I think most powerful women suffer from impostor syndrome. You know, when you feel like you’re not qualified enough to be doing what you’re doing. Saturn is pulling on your self-doubt strings, but give that asshole the bird and re-up your confidence levels. Do what gives you an ego boost—troll for compliments on a dating app, turn heads with too-short shorts at your gym, walk into any women’s bathroom full of drunk girls. You’ll feel like the best version of yourself soon enough.

Scorpio

With Uranus on the move, you’re more likely to make enemies and open conflicts. The good news is the people who aren’t meant to be in your life will see their own way out. Don’t see that fight with your on-again, off-again hookup as a loss, think of it as the universe opening doors and telling that fuckboy to GTFO.

Sagittarius

Uranus moving from Taurus to Gemini will make you want to rebel. I know, I know, that sounds pretty out of character for the rule-loving Sagittarius betch, but you could really use the shake-up. It’s time to let your hair down and stick it to the man. I mean, not a literal man, but whatever represents the oppressive establishment regime to you. So, yeah, probably something run by a man.

Capricorn

You feel a little stuck, but you’re just worried about having the details worked out before you dive into a new endeavor. It’s like how you want to buy all the equipment for your new kick-spin-pilates combination workout class before, you know, actually signing up for or taking the class.

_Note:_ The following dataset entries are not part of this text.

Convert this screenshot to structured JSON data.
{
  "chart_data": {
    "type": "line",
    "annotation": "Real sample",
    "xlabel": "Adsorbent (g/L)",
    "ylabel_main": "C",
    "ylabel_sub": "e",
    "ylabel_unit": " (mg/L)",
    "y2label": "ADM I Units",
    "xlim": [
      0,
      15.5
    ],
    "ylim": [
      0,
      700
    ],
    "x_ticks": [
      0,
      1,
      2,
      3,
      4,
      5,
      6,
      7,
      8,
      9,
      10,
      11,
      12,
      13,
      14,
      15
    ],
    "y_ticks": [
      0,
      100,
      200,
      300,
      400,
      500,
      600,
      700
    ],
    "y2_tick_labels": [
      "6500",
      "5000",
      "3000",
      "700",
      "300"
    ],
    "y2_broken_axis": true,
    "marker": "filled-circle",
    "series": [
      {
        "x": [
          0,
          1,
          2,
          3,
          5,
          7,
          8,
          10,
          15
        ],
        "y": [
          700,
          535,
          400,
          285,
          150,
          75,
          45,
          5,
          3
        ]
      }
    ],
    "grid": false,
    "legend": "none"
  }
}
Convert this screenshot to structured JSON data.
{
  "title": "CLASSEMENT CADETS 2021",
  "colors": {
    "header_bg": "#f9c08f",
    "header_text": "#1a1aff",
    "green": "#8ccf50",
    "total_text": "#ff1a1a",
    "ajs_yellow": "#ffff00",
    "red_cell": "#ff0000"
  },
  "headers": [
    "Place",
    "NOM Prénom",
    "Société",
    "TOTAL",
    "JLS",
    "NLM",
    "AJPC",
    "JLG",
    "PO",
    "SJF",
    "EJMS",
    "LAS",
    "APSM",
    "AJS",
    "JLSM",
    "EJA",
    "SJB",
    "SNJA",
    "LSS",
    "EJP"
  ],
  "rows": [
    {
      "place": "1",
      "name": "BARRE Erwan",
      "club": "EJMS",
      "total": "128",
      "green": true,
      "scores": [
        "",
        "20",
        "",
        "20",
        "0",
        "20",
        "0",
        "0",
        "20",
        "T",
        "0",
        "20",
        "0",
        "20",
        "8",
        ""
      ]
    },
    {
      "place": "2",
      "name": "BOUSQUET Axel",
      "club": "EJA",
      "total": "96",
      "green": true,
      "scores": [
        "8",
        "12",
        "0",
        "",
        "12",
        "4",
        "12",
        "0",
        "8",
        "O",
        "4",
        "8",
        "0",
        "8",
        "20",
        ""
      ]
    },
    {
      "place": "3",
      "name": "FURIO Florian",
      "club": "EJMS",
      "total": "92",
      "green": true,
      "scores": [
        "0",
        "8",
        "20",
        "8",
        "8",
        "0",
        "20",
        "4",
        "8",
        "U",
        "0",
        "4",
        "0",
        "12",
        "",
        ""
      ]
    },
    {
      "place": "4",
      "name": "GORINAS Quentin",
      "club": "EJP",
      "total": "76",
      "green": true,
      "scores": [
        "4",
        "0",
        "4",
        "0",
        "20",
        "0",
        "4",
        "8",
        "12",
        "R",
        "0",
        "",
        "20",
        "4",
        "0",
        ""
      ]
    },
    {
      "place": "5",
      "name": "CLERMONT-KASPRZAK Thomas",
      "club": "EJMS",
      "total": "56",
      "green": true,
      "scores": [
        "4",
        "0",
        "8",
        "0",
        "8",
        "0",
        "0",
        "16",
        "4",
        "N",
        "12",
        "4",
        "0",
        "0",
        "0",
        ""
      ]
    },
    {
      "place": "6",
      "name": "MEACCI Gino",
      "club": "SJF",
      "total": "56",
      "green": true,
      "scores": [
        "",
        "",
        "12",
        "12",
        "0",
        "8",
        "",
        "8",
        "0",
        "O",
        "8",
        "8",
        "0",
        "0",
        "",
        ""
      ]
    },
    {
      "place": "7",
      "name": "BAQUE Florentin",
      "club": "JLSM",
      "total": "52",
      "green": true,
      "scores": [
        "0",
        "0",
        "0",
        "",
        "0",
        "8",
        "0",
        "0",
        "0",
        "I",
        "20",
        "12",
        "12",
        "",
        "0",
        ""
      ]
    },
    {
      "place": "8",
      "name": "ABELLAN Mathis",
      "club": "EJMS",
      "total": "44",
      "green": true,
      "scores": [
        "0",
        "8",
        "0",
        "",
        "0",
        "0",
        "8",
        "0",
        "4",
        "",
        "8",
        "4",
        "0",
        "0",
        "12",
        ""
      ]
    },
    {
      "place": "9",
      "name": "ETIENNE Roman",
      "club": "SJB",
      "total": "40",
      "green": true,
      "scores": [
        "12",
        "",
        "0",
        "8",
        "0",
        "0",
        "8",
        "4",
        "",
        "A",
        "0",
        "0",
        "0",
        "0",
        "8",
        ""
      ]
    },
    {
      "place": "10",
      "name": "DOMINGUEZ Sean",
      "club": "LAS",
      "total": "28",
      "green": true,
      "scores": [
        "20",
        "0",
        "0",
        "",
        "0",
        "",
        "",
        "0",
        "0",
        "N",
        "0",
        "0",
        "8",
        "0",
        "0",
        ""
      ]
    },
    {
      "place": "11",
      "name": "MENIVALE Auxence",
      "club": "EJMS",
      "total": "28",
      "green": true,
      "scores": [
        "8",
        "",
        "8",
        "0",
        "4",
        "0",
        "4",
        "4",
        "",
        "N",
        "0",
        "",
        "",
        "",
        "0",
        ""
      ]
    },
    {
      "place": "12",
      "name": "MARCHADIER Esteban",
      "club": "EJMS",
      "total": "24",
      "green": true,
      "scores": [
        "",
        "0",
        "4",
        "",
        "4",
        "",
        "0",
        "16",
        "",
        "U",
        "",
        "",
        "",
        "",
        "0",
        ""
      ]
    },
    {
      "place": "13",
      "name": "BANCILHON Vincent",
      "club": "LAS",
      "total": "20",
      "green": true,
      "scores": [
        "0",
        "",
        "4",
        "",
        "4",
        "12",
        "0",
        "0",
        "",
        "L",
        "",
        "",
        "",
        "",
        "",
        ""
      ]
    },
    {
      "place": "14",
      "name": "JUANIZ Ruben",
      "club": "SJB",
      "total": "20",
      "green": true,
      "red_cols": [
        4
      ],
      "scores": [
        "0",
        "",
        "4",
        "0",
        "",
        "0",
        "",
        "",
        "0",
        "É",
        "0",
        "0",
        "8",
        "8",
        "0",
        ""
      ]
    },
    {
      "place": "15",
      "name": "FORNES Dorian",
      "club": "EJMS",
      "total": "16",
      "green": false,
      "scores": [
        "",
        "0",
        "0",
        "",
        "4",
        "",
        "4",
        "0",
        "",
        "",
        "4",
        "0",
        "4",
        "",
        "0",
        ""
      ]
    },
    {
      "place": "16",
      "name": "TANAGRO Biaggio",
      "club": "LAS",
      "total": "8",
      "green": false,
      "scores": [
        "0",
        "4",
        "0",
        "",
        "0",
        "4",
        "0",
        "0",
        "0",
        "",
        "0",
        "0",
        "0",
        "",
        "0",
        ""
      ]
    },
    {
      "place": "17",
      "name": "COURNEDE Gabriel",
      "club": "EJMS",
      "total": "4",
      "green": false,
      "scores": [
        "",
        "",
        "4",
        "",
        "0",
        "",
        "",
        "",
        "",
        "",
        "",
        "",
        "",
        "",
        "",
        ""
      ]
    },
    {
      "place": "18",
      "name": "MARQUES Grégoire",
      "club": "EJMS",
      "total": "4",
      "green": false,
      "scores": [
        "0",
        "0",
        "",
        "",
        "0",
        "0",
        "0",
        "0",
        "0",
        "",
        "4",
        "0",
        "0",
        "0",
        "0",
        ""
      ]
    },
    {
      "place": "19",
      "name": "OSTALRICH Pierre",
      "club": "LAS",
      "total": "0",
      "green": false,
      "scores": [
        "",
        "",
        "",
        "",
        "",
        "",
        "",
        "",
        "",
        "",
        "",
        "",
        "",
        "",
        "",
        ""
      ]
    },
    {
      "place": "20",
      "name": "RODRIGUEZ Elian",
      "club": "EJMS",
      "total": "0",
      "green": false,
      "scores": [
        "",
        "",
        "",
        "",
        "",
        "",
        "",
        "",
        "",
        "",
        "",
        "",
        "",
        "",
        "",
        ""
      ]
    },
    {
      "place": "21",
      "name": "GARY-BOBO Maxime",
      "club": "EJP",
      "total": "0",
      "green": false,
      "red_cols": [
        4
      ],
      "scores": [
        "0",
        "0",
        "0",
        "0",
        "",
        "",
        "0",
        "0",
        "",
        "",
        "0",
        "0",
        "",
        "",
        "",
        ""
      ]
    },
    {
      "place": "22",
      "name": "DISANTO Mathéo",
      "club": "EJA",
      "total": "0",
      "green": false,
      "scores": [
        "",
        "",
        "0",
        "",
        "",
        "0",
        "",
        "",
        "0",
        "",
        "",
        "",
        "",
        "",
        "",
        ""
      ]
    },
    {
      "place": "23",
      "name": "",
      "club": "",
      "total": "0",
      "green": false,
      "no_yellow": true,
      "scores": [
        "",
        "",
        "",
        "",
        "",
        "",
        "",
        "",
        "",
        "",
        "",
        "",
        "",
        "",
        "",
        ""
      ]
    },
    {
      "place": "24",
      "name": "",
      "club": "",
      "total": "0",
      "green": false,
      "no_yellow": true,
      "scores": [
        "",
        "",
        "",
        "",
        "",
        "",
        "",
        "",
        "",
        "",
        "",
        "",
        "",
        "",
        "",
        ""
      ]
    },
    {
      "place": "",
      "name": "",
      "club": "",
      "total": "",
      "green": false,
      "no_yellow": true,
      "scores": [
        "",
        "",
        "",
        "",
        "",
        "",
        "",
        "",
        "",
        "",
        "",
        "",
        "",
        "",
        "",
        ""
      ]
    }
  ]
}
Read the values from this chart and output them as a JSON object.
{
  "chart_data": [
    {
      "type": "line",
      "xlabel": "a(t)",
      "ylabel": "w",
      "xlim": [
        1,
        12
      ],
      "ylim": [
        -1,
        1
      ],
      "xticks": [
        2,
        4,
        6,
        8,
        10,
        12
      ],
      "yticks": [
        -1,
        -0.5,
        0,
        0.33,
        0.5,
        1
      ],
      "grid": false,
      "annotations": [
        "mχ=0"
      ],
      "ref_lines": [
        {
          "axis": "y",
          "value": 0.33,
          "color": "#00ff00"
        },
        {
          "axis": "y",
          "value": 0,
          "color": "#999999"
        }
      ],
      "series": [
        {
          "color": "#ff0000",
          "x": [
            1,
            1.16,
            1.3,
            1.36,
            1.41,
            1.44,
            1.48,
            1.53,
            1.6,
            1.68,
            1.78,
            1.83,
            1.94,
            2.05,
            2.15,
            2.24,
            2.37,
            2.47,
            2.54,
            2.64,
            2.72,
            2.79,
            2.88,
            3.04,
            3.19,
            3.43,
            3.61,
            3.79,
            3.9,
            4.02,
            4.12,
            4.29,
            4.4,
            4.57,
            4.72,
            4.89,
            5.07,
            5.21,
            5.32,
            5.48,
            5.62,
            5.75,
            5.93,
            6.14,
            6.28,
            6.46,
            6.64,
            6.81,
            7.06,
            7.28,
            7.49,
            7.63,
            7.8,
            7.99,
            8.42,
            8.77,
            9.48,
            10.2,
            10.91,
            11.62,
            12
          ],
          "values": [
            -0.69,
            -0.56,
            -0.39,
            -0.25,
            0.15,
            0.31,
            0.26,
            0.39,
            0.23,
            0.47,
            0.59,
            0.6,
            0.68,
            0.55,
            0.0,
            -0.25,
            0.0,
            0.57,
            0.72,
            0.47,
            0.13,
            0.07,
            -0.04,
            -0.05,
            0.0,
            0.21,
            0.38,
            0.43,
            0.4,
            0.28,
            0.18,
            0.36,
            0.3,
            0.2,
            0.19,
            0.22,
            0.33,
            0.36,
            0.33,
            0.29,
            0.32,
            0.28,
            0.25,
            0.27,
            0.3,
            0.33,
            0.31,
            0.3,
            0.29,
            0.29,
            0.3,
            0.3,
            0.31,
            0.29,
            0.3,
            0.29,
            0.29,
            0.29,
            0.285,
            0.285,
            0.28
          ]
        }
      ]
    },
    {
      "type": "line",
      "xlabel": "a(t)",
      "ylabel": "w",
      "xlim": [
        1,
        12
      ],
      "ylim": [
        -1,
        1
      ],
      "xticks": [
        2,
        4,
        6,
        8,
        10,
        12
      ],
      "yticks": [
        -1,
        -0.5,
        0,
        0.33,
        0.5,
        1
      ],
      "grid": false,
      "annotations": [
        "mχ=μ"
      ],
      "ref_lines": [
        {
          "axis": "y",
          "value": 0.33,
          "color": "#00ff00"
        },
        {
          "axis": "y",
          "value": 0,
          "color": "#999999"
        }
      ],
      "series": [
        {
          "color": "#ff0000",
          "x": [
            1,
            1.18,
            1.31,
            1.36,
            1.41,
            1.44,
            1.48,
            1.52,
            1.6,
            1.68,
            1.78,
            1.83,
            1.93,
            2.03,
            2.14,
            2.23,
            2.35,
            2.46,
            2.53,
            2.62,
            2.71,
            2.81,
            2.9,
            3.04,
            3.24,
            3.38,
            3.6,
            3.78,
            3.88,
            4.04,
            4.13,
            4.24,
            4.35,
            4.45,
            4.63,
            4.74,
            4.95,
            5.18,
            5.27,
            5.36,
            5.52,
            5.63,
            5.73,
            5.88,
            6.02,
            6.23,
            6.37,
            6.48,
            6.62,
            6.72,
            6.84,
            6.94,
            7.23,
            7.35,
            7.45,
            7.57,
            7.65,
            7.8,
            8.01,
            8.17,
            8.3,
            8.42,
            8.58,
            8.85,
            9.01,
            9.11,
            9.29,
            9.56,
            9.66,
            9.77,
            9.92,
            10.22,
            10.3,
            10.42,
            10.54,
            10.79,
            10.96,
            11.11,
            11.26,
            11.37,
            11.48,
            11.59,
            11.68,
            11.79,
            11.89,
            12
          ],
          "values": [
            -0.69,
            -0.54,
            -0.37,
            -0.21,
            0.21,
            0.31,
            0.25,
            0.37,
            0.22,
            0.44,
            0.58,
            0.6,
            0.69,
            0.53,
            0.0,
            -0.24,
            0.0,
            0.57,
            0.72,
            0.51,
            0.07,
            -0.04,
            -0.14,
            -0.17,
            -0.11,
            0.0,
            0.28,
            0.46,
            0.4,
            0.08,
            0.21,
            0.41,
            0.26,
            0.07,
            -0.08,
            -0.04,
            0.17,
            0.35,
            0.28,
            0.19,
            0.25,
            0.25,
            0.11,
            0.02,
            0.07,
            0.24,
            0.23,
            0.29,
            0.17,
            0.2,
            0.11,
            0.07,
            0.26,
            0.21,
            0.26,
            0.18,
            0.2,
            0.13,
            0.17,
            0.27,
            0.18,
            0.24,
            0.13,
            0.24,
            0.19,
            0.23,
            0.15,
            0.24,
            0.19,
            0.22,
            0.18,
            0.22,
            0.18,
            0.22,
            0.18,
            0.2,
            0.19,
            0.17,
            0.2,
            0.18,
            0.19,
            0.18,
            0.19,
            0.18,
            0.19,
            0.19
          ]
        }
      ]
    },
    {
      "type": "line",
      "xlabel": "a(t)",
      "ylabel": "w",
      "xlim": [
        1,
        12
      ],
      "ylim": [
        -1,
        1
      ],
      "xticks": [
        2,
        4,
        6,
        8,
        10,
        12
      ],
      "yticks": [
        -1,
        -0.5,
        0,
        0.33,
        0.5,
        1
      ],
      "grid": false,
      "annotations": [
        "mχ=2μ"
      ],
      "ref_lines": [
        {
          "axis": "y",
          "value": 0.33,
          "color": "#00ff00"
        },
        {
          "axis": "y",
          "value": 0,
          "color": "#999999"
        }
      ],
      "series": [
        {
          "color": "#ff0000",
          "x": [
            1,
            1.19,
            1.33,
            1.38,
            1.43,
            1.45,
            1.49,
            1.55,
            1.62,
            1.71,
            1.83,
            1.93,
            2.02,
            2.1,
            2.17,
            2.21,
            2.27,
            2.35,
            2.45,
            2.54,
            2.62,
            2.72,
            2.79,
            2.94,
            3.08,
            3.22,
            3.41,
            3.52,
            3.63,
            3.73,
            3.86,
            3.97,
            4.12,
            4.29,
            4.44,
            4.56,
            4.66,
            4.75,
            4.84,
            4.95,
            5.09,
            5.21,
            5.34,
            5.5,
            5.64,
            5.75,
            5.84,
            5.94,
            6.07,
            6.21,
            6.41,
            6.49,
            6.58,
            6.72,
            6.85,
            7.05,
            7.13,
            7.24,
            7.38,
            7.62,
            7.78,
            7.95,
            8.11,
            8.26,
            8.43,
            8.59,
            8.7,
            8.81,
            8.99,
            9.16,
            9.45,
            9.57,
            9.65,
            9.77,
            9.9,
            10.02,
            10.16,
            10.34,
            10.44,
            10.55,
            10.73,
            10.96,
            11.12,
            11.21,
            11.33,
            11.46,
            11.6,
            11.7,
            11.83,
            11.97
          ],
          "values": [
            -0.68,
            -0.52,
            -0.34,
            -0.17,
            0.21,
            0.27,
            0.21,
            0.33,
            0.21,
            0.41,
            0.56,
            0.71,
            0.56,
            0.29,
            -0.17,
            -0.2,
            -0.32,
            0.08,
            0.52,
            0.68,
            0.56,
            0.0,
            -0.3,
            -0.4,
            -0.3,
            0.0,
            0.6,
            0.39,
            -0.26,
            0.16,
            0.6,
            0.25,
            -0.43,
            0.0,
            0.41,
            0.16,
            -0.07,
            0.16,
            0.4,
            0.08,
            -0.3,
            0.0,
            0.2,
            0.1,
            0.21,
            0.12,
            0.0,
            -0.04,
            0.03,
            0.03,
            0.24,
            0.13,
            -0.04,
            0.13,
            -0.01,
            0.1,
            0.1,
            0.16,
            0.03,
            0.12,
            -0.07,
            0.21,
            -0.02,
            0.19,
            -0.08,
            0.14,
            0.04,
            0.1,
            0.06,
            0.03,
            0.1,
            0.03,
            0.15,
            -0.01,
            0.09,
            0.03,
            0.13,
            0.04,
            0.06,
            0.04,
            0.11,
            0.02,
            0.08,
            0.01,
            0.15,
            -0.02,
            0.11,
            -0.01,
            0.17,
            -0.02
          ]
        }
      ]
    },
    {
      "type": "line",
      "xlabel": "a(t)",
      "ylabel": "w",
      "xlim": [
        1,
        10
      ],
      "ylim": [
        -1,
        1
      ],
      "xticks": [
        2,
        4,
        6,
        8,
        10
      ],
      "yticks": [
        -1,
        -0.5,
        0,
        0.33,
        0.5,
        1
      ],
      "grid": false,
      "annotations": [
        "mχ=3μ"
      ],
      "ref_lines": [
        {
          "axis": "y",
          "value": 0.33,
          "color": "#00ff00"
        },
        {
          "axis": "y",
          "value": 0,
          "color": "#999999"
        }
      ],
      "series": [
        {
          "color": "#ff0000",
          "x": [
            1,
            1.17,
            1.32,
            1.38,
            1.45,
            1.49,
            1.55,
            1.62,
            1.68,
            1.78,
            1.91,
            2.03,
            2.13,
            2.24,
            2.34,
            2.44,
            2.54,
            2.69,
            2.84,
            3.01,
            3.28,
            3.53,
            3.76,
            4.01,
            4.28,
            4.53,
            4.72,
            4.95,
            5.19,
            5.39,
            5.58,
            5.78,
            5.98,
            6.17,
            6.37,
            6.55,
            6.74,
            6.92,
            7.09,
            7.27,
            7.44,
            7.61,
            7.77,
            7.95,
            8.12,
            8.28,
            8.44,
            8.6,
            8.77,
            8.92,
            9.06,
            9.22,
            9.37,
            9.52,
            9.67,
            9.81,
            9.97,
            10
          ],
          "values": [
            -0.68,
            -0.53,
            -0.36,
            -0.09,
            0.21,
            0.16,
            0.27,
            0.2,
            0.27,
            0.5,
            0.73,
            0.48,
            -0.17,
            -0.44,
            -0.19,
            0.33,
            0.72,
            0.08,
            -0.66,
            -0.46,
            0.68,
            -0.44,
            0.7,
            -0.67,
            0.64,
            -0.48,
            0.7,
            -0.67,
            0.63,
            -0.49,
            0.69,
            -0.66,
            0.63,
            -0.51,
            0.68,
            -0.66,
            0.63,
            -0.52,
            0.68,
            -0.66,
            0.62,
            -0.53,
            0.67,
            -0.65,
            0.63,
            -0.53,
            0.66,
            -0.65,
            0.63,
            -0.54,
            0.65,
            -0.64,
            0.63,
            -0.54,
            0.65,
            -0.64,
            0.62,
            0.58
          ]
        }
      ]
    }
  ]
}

Having your ducks in a row is important, so focus on getting organized and on track this week.

 

Aquarius

You’ll become enlightened in the week ahead when it comes to matters of love. You need to access both your heart and mind to make sure you’re really all in for this person. Ok, maybe access your heart, mind, and vagina, because if this person doesn’t get things moving south of the border, you gotta move on to someone who does.

Pisces

Be prepared for big changes to your daily routine in the near future. Uranus changing signs will shake up your life in big ways. Over the next year, be ready for job changes, moves, and new relationships. This week, you can prepare yourself for what’s to come by taking a trip down memory lane. Reminisce with old photos, Skype your college roommate, hook up with an ex. Wait, maybe don’t do that last thing. or do, whatever.